ЧАСТЬ ПЕРВАЯ (август — сентябрь)


...

О свободной смерти

Блаженная осень! Еще ни одна осень не доставляла мне столько радости, впрочем, это, верно, не осень, это я сам, благодаря Заратустре.

Мы гуляли с Заром по Елагину острову, и он казался почти игрушечным, сказочным, если в Эдеме бывала осень, то выглядела она, наверное, именно так.

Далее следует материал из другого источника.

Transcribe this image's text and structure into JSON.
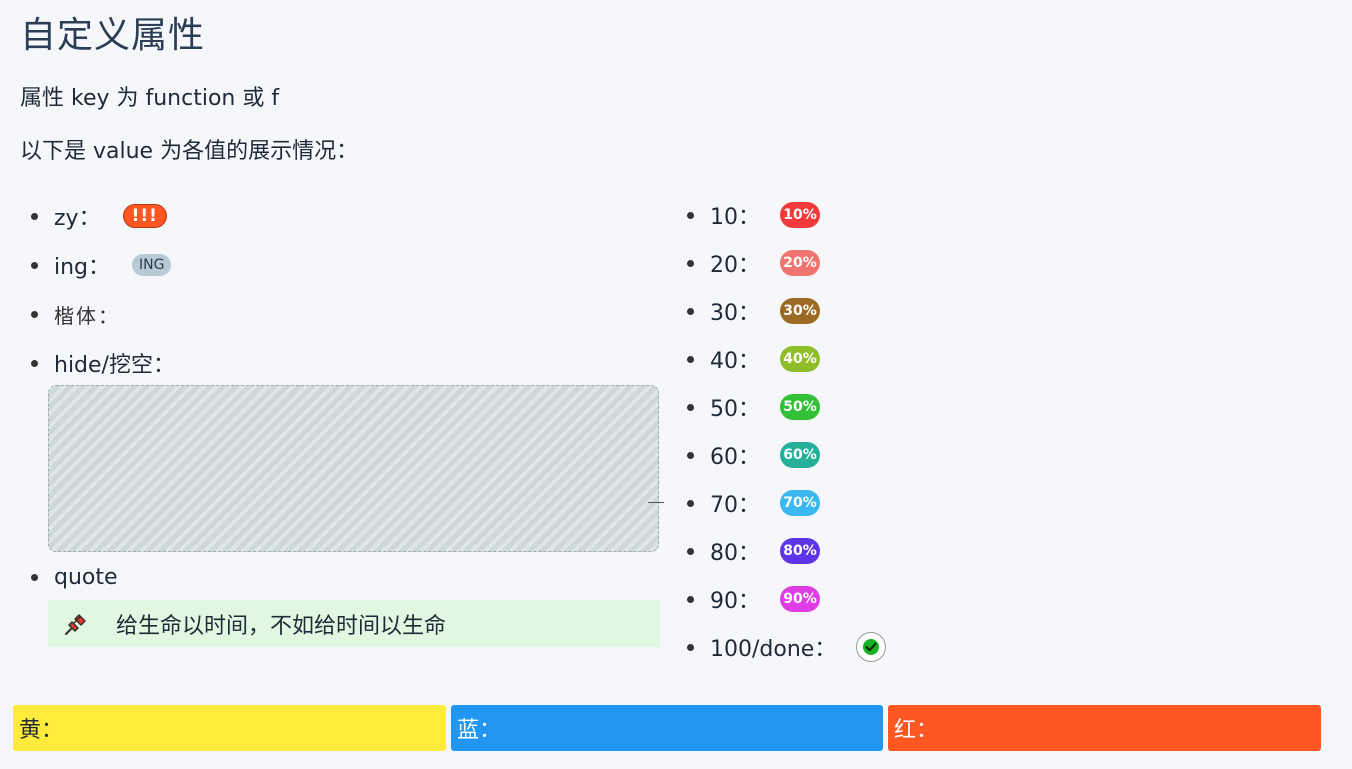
{
  "title": "自定义属性",
  "intro": "属性 key 为 function 或 f",
  "desc": "以下是 value 为各值的展示情况：",
  "left_items": {
    "zy": {
      "label": "zy：",
      "badge": "!!!",
      "color": "#ff5722"
    },
    "ing": {
      "label": "ing：",
      "badge": "ING",
      "color": "#b9c9d5"
    },
    "kai": {
      "label": "楷体："
    },
    "hide": {
      "label": "hide/挖空："
    },
    "quote": {
      "label": "quote",
      "text": "给生命以时间，不如给时间以生命",
      "icon": "pushpin-icon"
    }
  },
  "progress_items": [
    {
      "label": "10：",
      "badge": "10%",
      "value": 10,
      "color": "#f23a3a"
    },
    {
      "label": "20：",
      "badge": "20%",
      "value": 20,
      "color": "#f07470"
    },
    {
      "label": "30：",
      "badge": "30%",
      "value": 30,
      "color": "#9c6a24"
    },
    {
      "label": "40：",
      "badge": "40%",
      "value": 40,
      "color": "#8fbe2a"
    },
    {
      "label": "50：",
      "badge": "50%",
      "value": 50,
      "color": "#32c036"
    },
    {
      "label": "60：",
      "badge": "60%",
      "value": 60,
      "color": "#26b09a"
    },
    {
      "label": "70：",
      "badge": "70%",
      "value": 70,
      "color": "#3bb8ef"
    },
    {
      "label": "80：",
      "badge": "80%",
      "value": 80,
      "color": "#5e35e8"
    },
    {
      "label": "90：",
      "badge": "90%",
      "value": 90,
      "color": "#df3ee6"
    }
  ],
  "done": {
    "label": "100/done：",
    "icon": "check-circle-icon",
    "color": "#11aa22"
  },
  "color_bars": {
    "yellow": {
      "label": "黄：",
      "color": "#ffeb3b"
    },
    "blue": {
      "label": "蓝：",
      "color": "#2196f3"
    },
    "red": {
      "label": "红：",
      "color": "#ff5722"
    }
  }
}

Небо, светлое в своем недвижимом спокойствии, было теплым, как розовое брюшко моей собаки, если положить на него руку. Нежное осеннее солнце одаривало своим светом кроны деревьев, которые пестрили мягкими цветами детской гуаши — от темно-зеленого до золотистого, охры, атласного, сочно-бордового. Под ногами шелестели опавшие листья, щебетали птицы…

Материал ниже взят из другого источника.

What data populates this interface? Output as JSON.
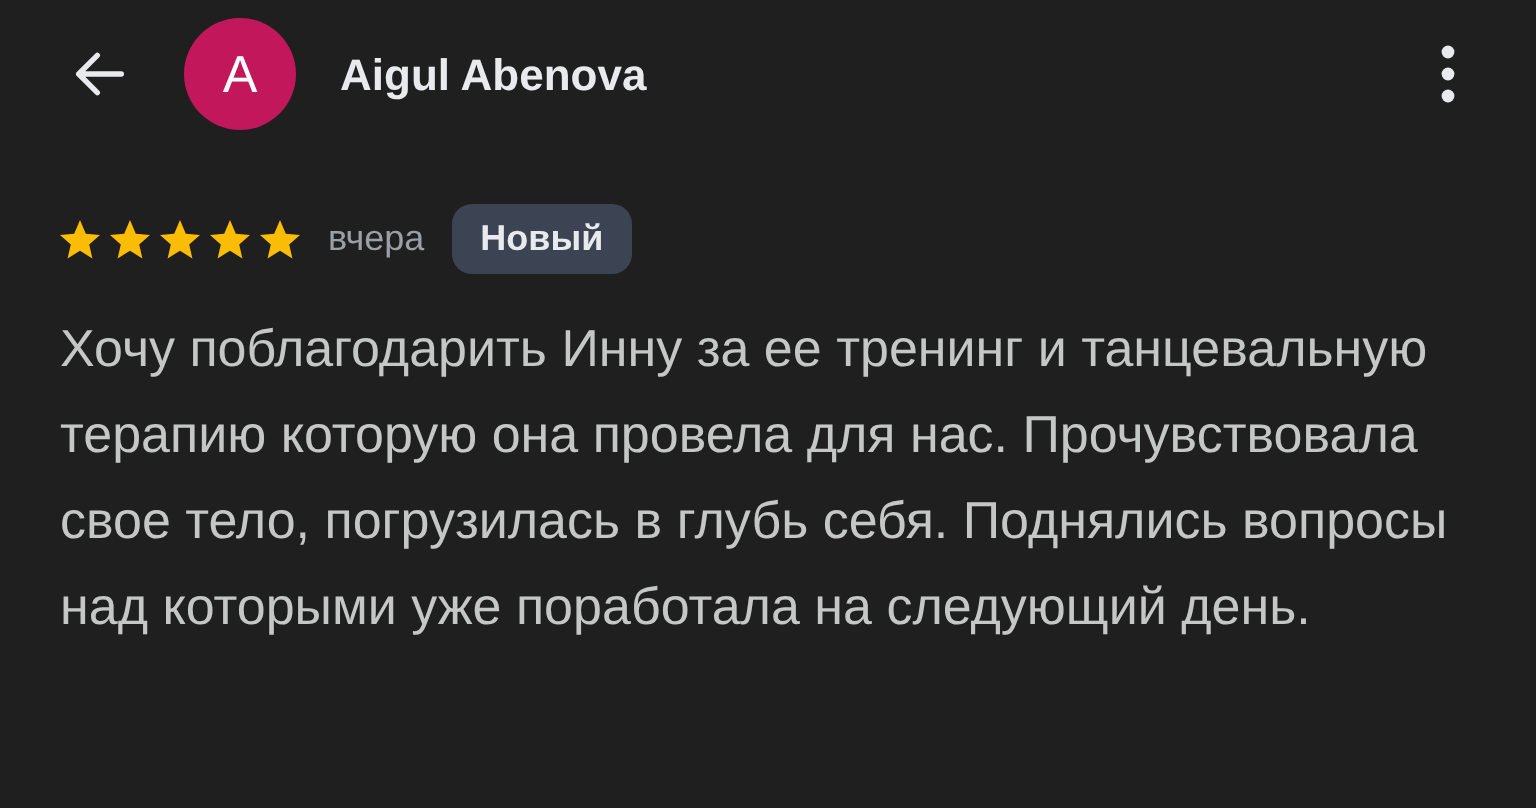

А я вдруг испугался: еще каких-то пару недель — и вся эта красота исчезнет, исчезнет безвозвратно, может быть. Вдруг все это я вижу в последний раз!

«Как хочется умереть осенью!» — подумалось мне.

Захотелось как-то сильнее вздохнуть, запомнить эту картинку, унести с собой эту красоту!

Я опечалился, что явно не подобало моменту, и мне стало обидно, горестно из-за этого страха, из-за этого предчувствия утраты. На глазах я терял способность беззаботно радоваться красоте, которая была ко мне столь добра.

— Да, много в человеке страха… — протянул я.

— Больше, чем ты думаешь, — со свойственной для него причудливой беспечностью сообщил мне Зар.

— Больше?! — мне стало даже не по себе.«Куда уж больше?!» — пронеслось в голове.

— А где нет в человеке страха? — спросил я. — В желании?

— Хорошенькое дело! — расхохотался Зар. — В желании! — он не унимался, не на шутку подтрунивая над моим предположением. — Нет, это я должен уточнить! Страха нет в том, что провоцируется страхом? Ха! Страха нет в том, что служит избеганию страха в страхе перед страхом? Страха нет в том, что требует преодоления страха? Наконец, страха нет в том, что обречено на неудачу и страшится своего фиаско? В этом, значит, нет страха? В желании?! — Заратустра смеялся все звонче и звонче.

Через какое-то время я, конечно, тоже захихикал над собственной глупостью — где уж тут удержаться! Но в голове у меня творилось что-то невообразимое — мир после третьей мировой: уродливая пустыня, покрытая снегом!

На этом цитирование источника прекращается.